Drug coverage based on cost, effectiveness works: study
Last Updated: Thursday, October 8, 2009 | 10:32 AM ET
CBC News
Provincial drug plans often follow the coverage recommendations of Canada's Common Drug Review board. Boards that influence drug coverage in Canada, Britain and Australia all recommended an expensive drug to treat age-related macular degeneration, which shows cost is not necessarily a barrier to gaining coverage, a new study says.
The three countries all have publicly run health-care systems but structure them differently.
Clinical effectiveness of a drug is a common factor used to assess which drugs to reimburse in all three countries, Dr. Braden Manns and Fiona Clement of the University of Calgary and their colleagues reported in Wednesday's issue of the Journal of the American Medical Association.
"Perhaps the main lesson from the experience of the three countries is that systematic, durable, and widely accepted decisions can be made using comparative effectiveness and cost-effectiveness," they concluded.
Ranibizumab, or Lucentis, a costly drug for age-related macular degeneration, was recommended by all three agencies, which shows that expensive medications are funded when there is strong evidence they work in at least some patients, the researchers said.
Different decisions about coverage
The three review boards don't always come to the same decisions about drug coverage.
Of the 199 submissions to the U.K. regulatory body, 174 (87.4 per cent) drugs were recommended for coverage, compared with 60 out of 121 (49.6 per cent) in Canada and 153 out of 282 (54.3 per cent) in Australia.
Insulin glargine, or Lantus, was rejected by a Canadian review board because of its high price. In Australia, the drug was accepted only after the manufacturer revised the application four times and dropped the price. In Britain, it was approved for Type 1 diabetes and a small subset of people with Type 2 diabetes.
The third drug the researchers looked at, teriparatide, or Forteo, for osteoporosis, was rejected by all three review agencies because the evidence relied on a placebo as a control rather than a comparison with other drugs in the same class.
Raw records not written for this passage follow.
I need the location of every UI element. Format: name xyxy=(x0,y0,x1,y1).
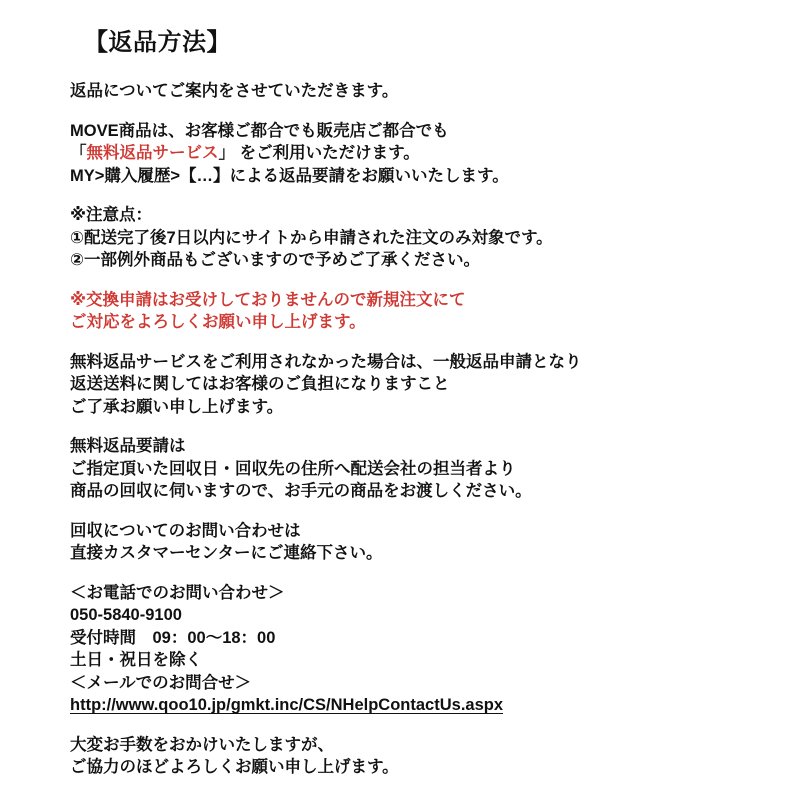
notes-item-1: ①配送完了後7日以内にサイトから申請された注文のみ対象です。 xyxy=(70,227,760,250)
move-service-paragraph: MOVE商品は、お客様ご都合でも販売店ご都合でも 「無料返品サービス」 をご利用… xyxy=(70,120,760,188)
phone-contact-heading: ＜お電話でのお問い合わせ＞ xyxy=(70,582,760,605)
open-bracket: 「 xyxy=(70,144,87,162)
contact-url-link[interactable]: http://www.qoo10.jp/gmkt.inc/CS/NHelpCon… xyxy=(70,696,503,714)
intro-line: 返品についてご案内をさせていただきます。 xyxy=(70,80,760,103)
move-line-2: 「無料返品サービス」 をご利用いただけます。 xyxy=(70,142,760,165)
pickup-line-1: 無料返品要請は xyxy=(70,435,760,458)
general-return-paragraph: 無料返品サービスをご利用されなかった場合は、一般返品申請となり 返送送料に関して… xyxy=(70,351,760,419)
phone-number: 050-5840-9100 xyxy=(70,604,760,627)
move-line-2-rest: 」 をご利用いただけます。 xyxy=(219,144,420,162)
contact-paragraph: ＜お電話でのお問い合わせ＞ 050-5840-9100 受付時間 09：00〜1… xyxy=(70,582,760,717)
pickup-line-2: ご指定頂いた回収日・回収先の住所へ配送会社の担当者より xyxy=(70,458,760,481)
contact-url-line: http://www.qoo10.jp/gmkt.inc/CS/NHelpCon… xyxy=(70,694,760,717)
closing-line-2: ご協力のほどよろしくお願い申し上げます。 xyxy=(70,756,760,779)
intro-paragraph: 返品についてご案内をさせていただきます。 xyxy=(70,80,760,103)
exchange-warning-line-1: ※交換申請はお受けしておりませんので新規注文にて xyxy=(70,289,760,312)
notes-paragraph: ※注意点： ①配送完了後7日以内にサイトから申請された注文のみ対象です。 ②一部… xyxy=(70,204,760,272)
pickup-line-3: 商品の回収に伺いますので、お手元の商品をお渡しください。 xyxy=(70,480,760,503)
notes-heading: ※注意点： xyxy=(70,204,760,227)
closed-days: 土日・祝日を除く xyxy=(70,649,760,672)
closing-line-1: 大変お手数をおかけいたしますが、 xyxy=(70,734,760,757)
exchange-warning-line-2: ご対応をよろしくお願い申し上げます。 xyxy=(70,311,760,334)
page-title: 【返品方法】 xyxy=(84,28,760,58)
move-line-1: MOVE商品は、お客様ご都合でも販売店ご都合でも xyxy=(70,120,760,143)
inquiry-paragraph: 回収についてのお問い合わせは 直接カスタマーセンターにご連絡下さい。 xyxy=(70,520,760,565)
exchange-warning-paragraph: ※交換申請はお受けしておりませんので新規注文にて ご対応をよろしくお願い申し上げ… xyxy=(70,289,760,334)
inquiry-line-2: 直接カスタマーセンターにご連絡下さい。 xyxy=(70,542,760,565)
mail-contact-heading: ＜メールでのお問合せ＞ xyxy=(70,672,760,695)
closing-paragraph: 大変お手数をおかけいたしますが、 ご協力のほどよろしくお願い申し上げます。 xyxy=(70,734,760,779)
inquiry-line-1: 回収についてのお問い合わせは xyxy=(70,520,760,543)
pickup-paragraph: 無料返品要請は ご指定頂いた回収日・回収先の住所へ配送会社の担当者より 商品の回… xyxy=(70,435,760,503)
free-return-service-highlight: 無料返品サービス xyxy=(87,144,219,162)
general-return-line-3: ご了承お願い申し上げます。 xyxy=(70,396,760,419)
general-return-line-2: 返送送料に関してはお客様のご負担になりますこと xyxy=(70,373,760,396)
move-line-3: MY>購入履歴>【…】による返品要請をお願いいたします。 xyxy=(70,165,760,188)
notes-item-2: ②一部例外商品もございますので予めご了承ください。 xyxy=(70,249,760,272)
business-hours: 受付時間 09：00〜18：00 xyxy=(70,627,760,650)
general-return-line-1: 無料返品サービスをご利用されなかった場合は、一般返品申請となり xyxy=(70,351,760,374)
In the U.S., whether a drug has been shown to be effective is not a factor in coverage decisions for Medicare and Medicaid, publicly funded programs that will likely cost taxpayers close to $1 trillion US in the next five years, the researchers said.
Canada's Common Drug Review was established in 2002 to standardize prescription drug coverage. The decisions are based on applications from manufacturers and are not binding on provincial drug plans although they are followed about 90 per cent of the time, Manns said.
In Australia, unfavourable decisions are binding, but the minister can deny coverage for a drug recommended by the committee.
The United Kingdom typically evaluates classes of drugs that have had regulatory approval for longer, compared with the Canadian and Australian systems.
The Canadian Agency for Drugs and Technologies in Health funded the study, and the researchers also received support from the Canadian Health Services Research Foundation, the Alberta Heritage Foundation for Medical Research, and the Canadian Institutes for Health Research.